Siguen fieles a su credo fundamental Olvido Gara y Nacho Canut en el duodécimo álbum de Fangoria: primar un gélido raciocinio sobre la emoción real —recordemos que en el extremo opuesto a Pegamoides, durante la dichosa Movida, estaban los grupos llamados babosos por su conservadurismo sentimental— y no moverse de un reiterativo dogma estilístico. Pero eso que llamamos vida, un desfile de contratiempos cuando llega cierta edad, se entromete en los planes de la irrompible pareja artística. Solo así se entiende que los paladines del escapismo disco-techno inauguren Canciones para robots románticos con un réquiem, la magnética Disco Sally, por aquella ancianita neoyorquina que al quedarse viuda decidió instalarse en Studio 54. Allí fallecería bailando de madrugada, mientras retumbaba unos de esos subidones discotequeros que propician el éxtasis artificial, revivido aquí como si viajaran al siglo pasado.

El problema no es que reincidan en un lenguaje que no ha evolucionado en veinte años de lustrosa trayectoria —por mucho que recurran a Guille Milkyway, joven perpetuador del espíritu hedonista de los 80, para facturar la primera mitad del disco—, si no que el retrofuturismo les ha adelantado. Lo que entonces podía sonar a ocurrencia visionaria hoy produce sensación de mil veces escuchado. Y no se trata de una observación genérica, pues su coetáneo en el rock’n’roll con mucha actitud, Loquillo, tampoco ha renovado sus principios discursivos. Pertenecen a una generación que vive ese pico de reconocimiento histórico que quizás avisa de que las baterías se están agotando. Que Alaska sea una de las mujeres más icónicas de España se debe a que detrás de esa llamativa superficialidad hay una mente bien amueblada, flamencos de plástico rosas incluidos. También a que una parte de la ciudadanía anhela que el linaje de las folclóricas se redima en posmodernidad, el melodrama se envase al vacío.

La farsa para pistas de baile ilustradas o lumpen, qué más da, sigue cargando sus mejores disparos: Geometría polisentimental es intachable muestra de cómo comprimir un vigoroso artificio rítmico, con su escalada vocal de diva ibicenca, que te devuelve a alguna vetusta aparición televisiva de Dinarama y al mismo tiempo te planta en el aquí y ahora. Un poco como le está pasando a este país en los últimos tiempos. Otra viñeta destacable, envuelta como el resto en uno de esas portadas que primero motivan una sonrisa cómplice y al rato empiezan a agrietarse patéticas, es La marisabidilla, el escorpión y la que quita la ilusión, retrato de los cenizos aguafiestas que tanto proliferan en nuestro cainismo antropológico. La segunda mitad del álbum, supervisada por Jon Klein, altera el tono y se pone seria, tocando fondo en murgas como Delirios de un androide cardado. Suele pasar cuando citas a Corín Tellado y LeCorbusier en una misma función.

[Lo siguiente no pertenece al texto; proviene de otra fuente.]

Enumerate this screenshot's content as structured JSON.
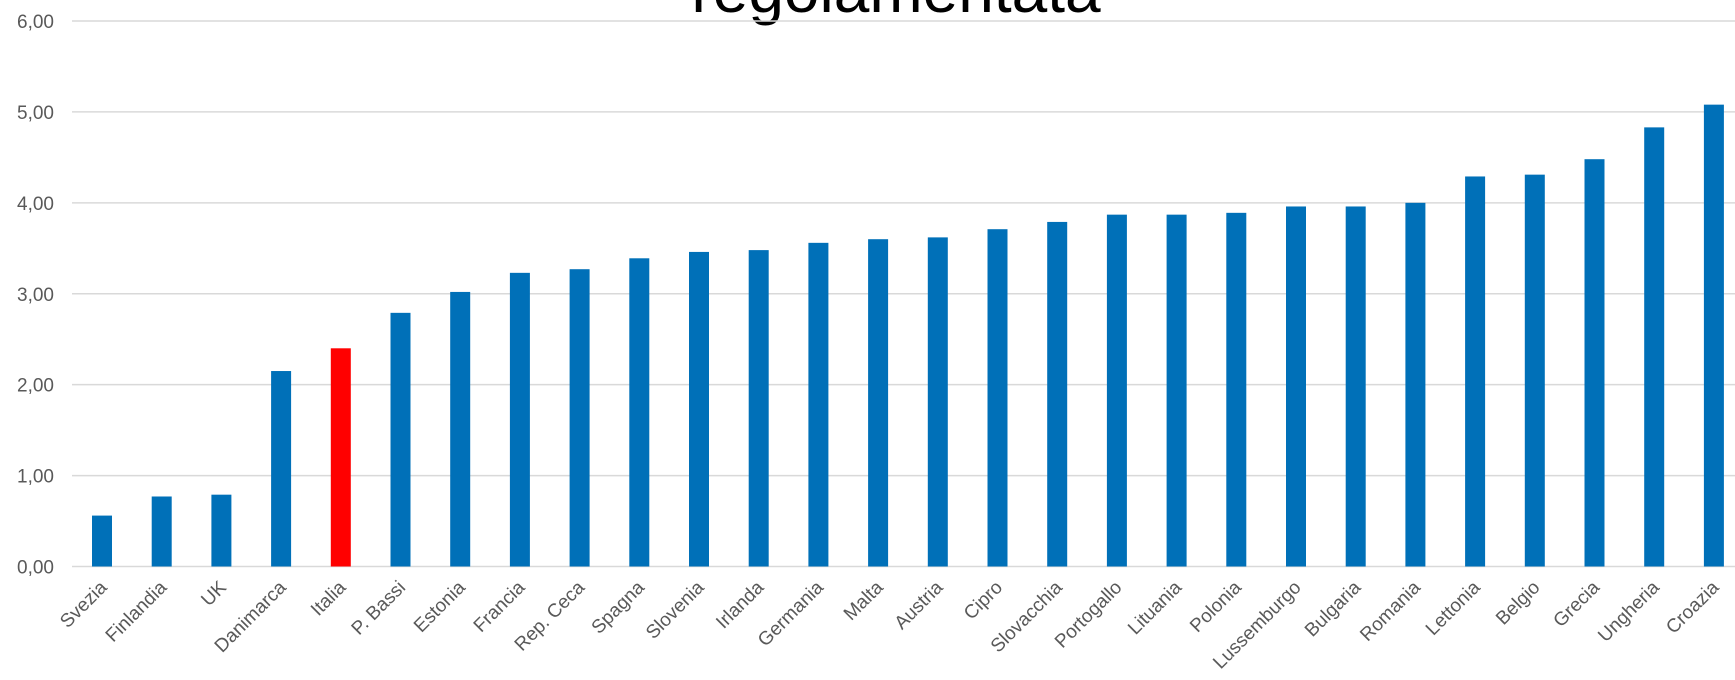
{
  "chart_data": {
    "type": "bar",
    "title": "regolamentata",
    "categories": [
      "Svezia",
      "Finlandia",
      "UK",
      "Danimarca",
      "Italia",
      "P. Bassi",
      "Estonia",
      "Francia",
      "Rep. Ceca",
      "Spagna",
      "Slovenia",
      "Irlanda",
      "Germania",
      "Malta",
      "Austria",
      "Cipro",
      "Slovacchia",
      "Portogallo",
      "Lituania",
      "Polonia",
      "Lussemburgo",
      "Bulgaria",
      "Romania",
      "Lettonia",
      "Belgio",
      "Grecia",
      "Ungheria",
      "Croazia"
    ],
    "values": [
      0.56,
      0.77,
      0.79,
      2.15,
      2.4,
      2.79,
      3.02,
      3.23,
      3.27,
      3.39,
      3.46,
      3.48,
      3.56,
      3.6,
      3.62,
      3.71,
      3.79,
      3.87,
      3.87,
      3.89,
      3.96,
      3.96,
      4.0,
      4.29,
      4.31,
      4.48,
      4.83,
      5.08
    ],
    "colors": [
      "#0070b8",
      "#0070b8",
      "#0070b8",
      "#0070b8",
      "#ff0000",
      "#0070b8",
      "#0070b8",
      "#0070b8",
      "#0070b8",
      "#0070b8",
      "#0070b8",
      "#0070b8",
      "#0070b8",
      "#0070b8",
      "#0070b8",
      "#0070b8",
      "#0070b8",
      "#0070b8",
      "#0070b8",
      "#0070b8",
      "#0070b8",
      "#0070b8",
      "#0070b8",
      "#0070b8",
      "#0070b8",
      "#0070b8",
      "#0070b8",
      "#0070b8"
    ],
    "ylim": [
      0,
      6
    ],
    "yticks": [
      {
        "value": 0,
        "label": "0,00"
      },
      {
        "value": 1,
        "label": "1,00"
      },
      {
        "value": 2,
        "label": "2,00"
      },
      {
        "value": 3,
        "label": "3,00"
      },
      {
        "value": 4,
        "label": "4,00"
      },
      {
        "value": 5,
        "label": "5,00"
      },
      {
        "value": 6,
        "label": "6,00"
      }
    ],
    "grid": true
  }
}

En su línea de locuacidad medida pero punzante, Nacho y Olvido se desmarcan ahora de los oyentes de Mónica Naranjo y del Chueca Power. Si llegan a saberlo, no acuden a la fiesta, argumentan. Es la lógica del mundo del espectáculo: cuando el público no se cansa de ti, tú te aburres del público. Su nuevo trabajo no manifiesta este hastío directamente, son ante todo profesionales, pero sí glorifica una fórmula que quizás necesite revisión. Voluntad de resistir, titulan un tema. ¿Y si prueban a mostrarnos lo que sienten realmente, lo que les estremece más allá de lo articulable en ripios y chunda-chunda? No es necesaria la gira acústica y confesional por teatros, solo con olvidar por unos instantes que ‘’el pensamiento pragmático acaba siendo el más práctico’’, como apostilla Mentiras de folletín, honrarían mejor su acomodada madurez.